Alan Gilbert & Antoine Tamestit in der Elbphilharmonie
Doppelte Bratschen-Power und eine sinfonische Revolution: Beim ersten Auftritt von Artist in Residence Antoine Tamestit gibt’s Werke von Bach, Hindemith und Beethoven.
Bratsche rules! Tamestit als Residenzkünstler
Antoine Tamestit ist einer der wenigen echten Bratschen-Stars. Der französische Streicher, Mitte 40, besticht mit seinem Farbsinn, seiner Virtuosität und Vielseitigkeit. All das demonstriert er auch beim Auftakt zu seiner Residenz, wenn er als Solist zum NDR Elbphilharmonie Orchester kommt.
Bach: Barocker Battle
Das sechste Brandenburgische Konzert hat einen besonderen Sound. Weil Johann Sebastian Bach dort auf Geigen verzichtet. Wobei - das Wort "Verzicht" passt eigentlich nicht. Es ist eher ein Gewinn, dass man endlich die Bratschen besser hört, mit ihrem warmen Timbre. Erst recht, wenn jemand wie Antoine Tamestit dieses Timbre leuchten lässt. Der Artist in Residence übernimmt den einen Bratschensolopart. Den anderen spielt Chefdirigent Alan Gilbert, seines Zeichens gelernter Streicher. Ein barocker Bratschen-Battle auf Augenhöhe.

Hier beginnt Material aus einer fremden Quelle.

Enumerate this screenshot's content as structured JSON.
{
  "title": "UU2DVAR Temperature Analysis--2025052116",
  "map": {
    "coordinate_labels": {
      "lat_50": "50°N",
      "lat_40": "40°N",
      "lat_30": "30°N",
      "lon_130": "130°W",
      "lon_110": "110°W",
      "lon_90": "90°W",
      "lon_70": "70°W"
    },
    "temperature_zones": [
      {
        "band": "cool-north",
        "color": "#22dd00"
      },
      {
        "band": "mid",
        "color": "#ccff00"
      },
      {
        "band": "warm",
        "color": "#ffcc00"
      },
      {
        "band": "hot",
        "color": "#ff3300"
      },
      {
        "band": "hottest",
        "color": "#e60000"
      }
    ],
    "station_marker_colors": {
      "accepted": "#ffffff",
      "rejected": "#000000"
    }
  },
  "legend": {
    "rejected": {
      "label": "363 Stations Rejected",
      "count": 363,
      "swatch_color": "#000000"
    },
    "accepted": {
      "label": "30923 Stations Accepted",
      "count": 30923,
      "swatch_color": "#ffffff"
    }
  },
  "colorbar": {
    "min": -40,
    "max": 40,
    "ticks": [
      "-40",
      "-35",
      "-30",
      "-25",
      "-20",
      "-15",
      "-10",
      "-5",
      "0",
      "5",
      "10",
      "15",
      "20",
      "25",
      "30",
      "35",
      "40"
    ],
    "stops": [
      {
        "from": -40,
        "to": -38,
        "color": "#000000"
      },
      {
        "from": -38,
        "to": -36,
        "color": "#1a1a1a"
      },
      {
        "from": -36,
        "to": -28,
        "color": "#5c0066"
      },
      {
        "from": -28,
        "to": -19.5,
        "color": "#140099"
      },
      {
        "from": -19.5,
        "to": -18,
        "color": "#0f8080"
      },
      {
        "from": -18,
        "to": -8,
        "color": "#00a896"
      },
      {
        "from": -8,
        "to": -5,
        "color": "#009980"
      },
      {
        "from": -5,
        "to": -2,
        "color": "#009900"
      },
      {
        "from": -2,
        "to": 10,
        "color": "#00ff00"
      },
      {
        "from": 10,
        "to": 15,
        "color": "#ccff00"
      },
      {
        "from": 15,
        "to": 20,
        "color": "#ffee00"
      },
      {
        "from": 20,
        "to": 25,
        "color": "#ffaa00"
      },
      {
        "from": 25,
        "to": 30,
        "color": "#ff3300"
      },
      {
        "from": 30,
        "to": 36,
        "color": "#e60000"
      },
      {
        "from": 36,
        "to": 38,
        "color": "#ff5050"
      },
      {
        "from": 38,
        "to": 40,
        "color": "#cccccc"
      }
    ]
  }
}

Hindemith: Draufgänger-Musik
Der Groove, mit dem Bach die beiden schnellen Sätze zum Schwingen bringt, hallt auch im zweiten Stück des Programms nach: der Kammermusik Nr. 5 von Paul Hindemith, einem verkappten Bratschenkonzert. Nach einer knackig-kurzen Fanfare treibt das mit Bläsern und tiefen Streichern besetzte Kammerorchester die Bratsche vor sich her. Und die hat hier einiges zu fiedeln. In dem 1927 entstandenen Stück hat Hindemith sich selbst eines der schwierigsten Solowerke für Bratsche in die Finger geschrieben - und sich in seiner Lust an schrägen, manchmal auch bizarren Ideen ausgetobt. Das Hindemith-Forum hat seine sieben Kammermusiken einmal als "Musik eines Draufgängers" überschrieben.
Beethoven: Neues Kapitel
Ein musikalischer Draufgänger war auch Ludwig van Beethoven. Er hat mit vielen Konventionen gebrochen und nicht nur das Publikum oft irritiert und aufgeschreckt. Sicher auch mit seiner ersten Sinfonie, die Alan Gilbert nach der Pause dirigiert. Das Stück beginnt mit einem dissonanten Akkord. Als wollte Beethoven im April 1800, am Beginn eines neuen Jahrhunderts, demonstrativ auch ein neues Kapitel der Sinfonik aufschlagen. Seine Sinfonie steht zwar noch in der Tradition der Vorbilder Haydn und Mozart - aber Beethoven schlägt schon unüberhörbar einen ganz eigenen Ton an. Indem er die Hörerinnen und Hörer mit Trugschlüssen foppt, den langsamen Satz mit Pauken und Trompeten begleitet und im "Menuetto" bereits ein waschechtes Scherzo schreibt.